A similar concept is used for pre-sale auctions, allowing farmers to view and acquire stock through a 360-degree pre-sale auction inspection video experience. Potential buyers use a headset to access the auction forum from their computer or smartphone.
Conclusion: the nutrigenomics piece
Precision nutrition is made possible by information. This is made feasible by nutrigenomics, the study of how nutrition affects gene expression. What and when a cow eats can have an impact on how genes influence its health, immunity, and growth rate.
Previously, it was thought that cattle should be fed free-choice minerals and supplements in order to maximize intake.
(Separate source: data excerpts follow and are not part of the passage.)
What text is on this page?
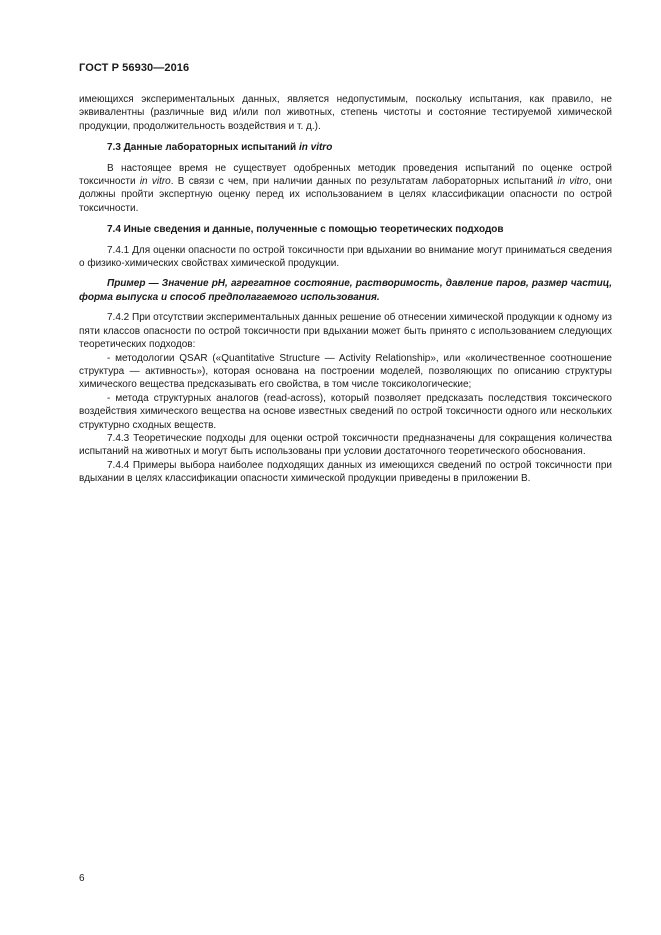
ГОСТ Р 56930—2016

имеющихся экспериментальных данных, является недопустимым, поскольку испытания, как правило, не эквивалентны (различные вид и/или пол животных, степень чистоты и состояние тестируемой химической продукции, продолжительность воздействия и т. д.).

7.3 Данные лабораторных испытаний in vitro

В настоящее время не существует одобренных методик проведения испытаний по оценке острой токсичности in vitro. В связи с чем, при наличии данных по результатам лабораторных испытаний in vitro, они должны пройти экспертную оценку перед их использованием в целях классификации опасности по острой токсичности.

7.4 Иные сведения и данные, полученные с помощью теоретических подходов

7.4.1 Для оценки опасности по острой токсичности при вдыхании во внимание могут приниматься сведения о физико-химических свойствах химической продукции.

Пример — Значение pH, агрегатное состояние, растворимость, давление паров, размер частиц, форма выпуска и способ предполагаемого использования.

7.4.2 При отсутствии экспериментальных данных решение об отнесении химической продукции к одному из пяти классов опасности по острой токсичности при вдыхании может быть принято с использованием следующих теоретических подходов:

- методологии QSAR («Quantitative Structure — Activity Relationship», или «количественное соотношение структура — активность»), которая основана на построении моделей, позволяющих по описанию структуры химического вещества предсказывать его свойства, в том числе токсикологические;

- метода структурных аналогов (read-across), который позволяет предсказать последствия токсического воздействия химического вещества на основе известных сведений по острой токсичности одного или нескольких структурно сходных веществ.

7.4.3 Теоретические подходы для оценки острой токсичности предназначены для сокращения количества испытаний на животных и могут быть использованы при условии достаточного теоретического обоснования.

7.4.4 Примеры выбора наиболее подходящих данных из имеющихся сведений по острой токсичности при вдыхании в целях классификации опасности химической продукции приведены в приложении В.

6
However, nutrigenomics has shown that providing certain levels of nutrients to animals at specific times promotes the body to use those nutrients more efficiently, enhancing production and, eventually, profit.
The internet of things connects all eight of these digital technologies. When nutrigenomics is combined with the power and opportunities provided by these eight digital technologies. Then a new era of beef production and profitability can be heralded. Allowing beef producers to benefit from best management practices, increase productivity and efficiency, and respond to future threats.